The ensemble Stile Antico brings motets on texts from the Song of Songs.
A concert by Le Poème Harmonique is entitled 'Venice - from the streets to the palaces'.
Musica ad Rhenum plays a programme of chamber music by members of the Bach family.
John Eliot Gardiner conducts the English Baroque Soloists in Bach's Brandenburg Concertos.
He also performs Monteverdi's Vespro della Beata Vergine.
From the Early Opera Company we get Pergolesi's Stabat mater.
And lastly, the Ensemble Matheus, directed by Jean-Christophe Spinosi, brings arias and instrumental pieces by Handel and Vivaldi.
And that's all, folks!

There are 76 Prom concerts, and just one contains early music, Monteverdi's Vespers. In addition there are matinees and chamber music concerts - the latter mostly in form of lunchtime concerts. The other six concerts are all part of these two categories. Let's assume that there are about 100 events in total. If just seven of them are devoted to early music, that is a pretty miserable showing.

On top of that, the programming is anything but imaginative.
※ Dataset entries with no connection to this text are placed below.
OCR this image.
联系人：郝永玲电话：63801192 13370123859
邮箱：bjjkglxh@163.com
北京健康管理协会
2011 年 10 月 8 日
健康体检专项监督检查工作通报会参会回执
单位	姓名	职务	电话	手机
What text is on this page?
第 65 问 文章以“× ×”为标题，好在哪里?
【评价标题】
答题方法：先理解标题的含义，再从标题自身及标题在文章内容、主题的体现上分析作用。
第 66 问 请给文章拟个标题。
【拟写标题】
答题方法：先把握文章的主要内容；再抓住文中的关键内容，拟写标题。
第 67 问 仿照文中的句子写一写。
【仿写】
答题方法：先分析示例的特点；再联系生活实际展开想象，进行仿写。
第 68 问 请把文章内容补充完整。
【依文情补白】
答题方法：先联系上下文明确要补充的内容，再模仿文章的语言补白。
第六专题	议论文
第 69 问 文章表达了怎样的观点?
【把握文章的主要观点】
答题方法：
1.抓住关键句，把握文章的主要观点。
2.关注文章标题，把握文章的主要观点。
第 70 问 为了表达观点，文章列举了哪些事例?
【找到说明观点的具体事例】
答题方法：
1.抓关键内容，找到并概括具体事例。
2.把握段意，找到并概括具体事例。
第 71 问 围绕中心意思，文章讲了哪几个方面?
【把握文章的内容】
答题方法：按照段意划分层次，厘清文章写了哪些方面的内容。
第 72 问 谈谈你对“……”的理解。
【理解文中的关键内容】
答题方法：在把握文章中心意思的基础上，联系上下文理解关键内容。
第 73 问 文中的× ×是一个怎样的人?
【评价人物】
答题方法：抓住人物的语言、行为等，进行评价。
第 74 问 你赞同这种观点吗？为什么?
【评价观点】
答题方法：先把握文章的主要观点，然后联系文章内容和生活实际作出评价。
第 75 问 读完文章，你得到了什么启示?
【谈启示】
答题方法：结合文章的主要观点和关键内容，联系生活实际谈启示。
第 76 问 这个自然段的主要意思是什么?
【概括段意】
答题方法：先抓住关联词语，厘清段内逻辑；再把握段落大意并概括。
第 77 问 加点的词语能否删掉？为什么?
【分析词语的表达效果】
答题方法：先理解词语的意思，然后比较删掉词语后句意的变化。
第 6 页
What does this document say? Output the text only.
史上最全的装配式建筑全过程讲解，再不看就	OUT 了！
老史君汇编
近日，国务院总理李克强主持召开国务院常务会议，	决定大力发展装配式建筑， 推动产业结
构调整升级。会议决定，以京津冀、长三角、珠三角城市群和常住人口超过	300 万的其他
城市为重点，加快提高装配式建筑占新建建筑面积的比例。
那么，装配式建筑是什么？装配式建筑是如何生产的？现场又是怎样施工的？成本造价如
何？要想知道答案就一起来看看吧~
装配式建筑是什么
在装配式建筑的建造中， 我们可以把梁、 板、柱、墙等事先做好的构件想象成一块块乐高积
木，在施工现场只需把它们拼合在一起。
Bach's Brandenburg Concertos, Monteverdi's Vespers and Pergolesi's Stabat mater - as if we haven't heard them many times. Equally predictable is the choice of performers, with really no new names. Nothing against Gardiner, Musica ad Rhenum or Le Poème Harmonique, but aren't there any other interesting performers and ensembles around?

There was a time when the BBC was famous for its programmes with early music on Radio 3. It was the time when I could hardly receive the channel, as I had only access to the medium wave broadcasts. The reception was miserable, and in the summer months - when I had most time to listen - the medium wave was poisoned by that dreadful cricket.

But I was able to pick up an interesting programme now and then. And I regularly listened to the inimitable David Munrow who often had interesting stuff to tell. What has happened since? Now that I have the possibility to listen to Radio 3 in digital quality there is very little which arouses my interest. Now and then there is a belch of recordings with early music, but mostly with mainstream baroque and classical repertoire.

There is the Early Music show. But if it contains recordings of a live event, we only get extracts. If a concert is good enough to be broadcast, why cut it up to pieces?

Very long ago Radio 3 presented unknown pieces by the Italian composer Legrenzi or the German Thomas Selle. Much of what was presented at that time may be much better known today. Even so, there is still much to discover, but we won't hear it on Radio 3. Because of that I listen less frequently to Radio 3 than in those days of medium wave reception.

Not that it is really better elsewhere. In my Dutch weblog I have written about the recent changes in the broadcasting schedule of classical Radio 4 in the Netherlands. It seems early music has almost been banned from the channel. The German channel WDR 3 has always had a great reputation in early music, and regularly produced CD recordings of early music. But some years ago the early music department was disbanded, and it is only now and then that concerts with early music are broadcast. WDR even got rid of its own period instrument orchestra, the Cappella Coloniensis.

Maybe it is time lovers of early music make themselves heard. A little pressure on the various classical channels would not be amiss. After all, early music is an important part of the international music scene. It seems only some managers of classical channels haven't noticed. Time to wake them up.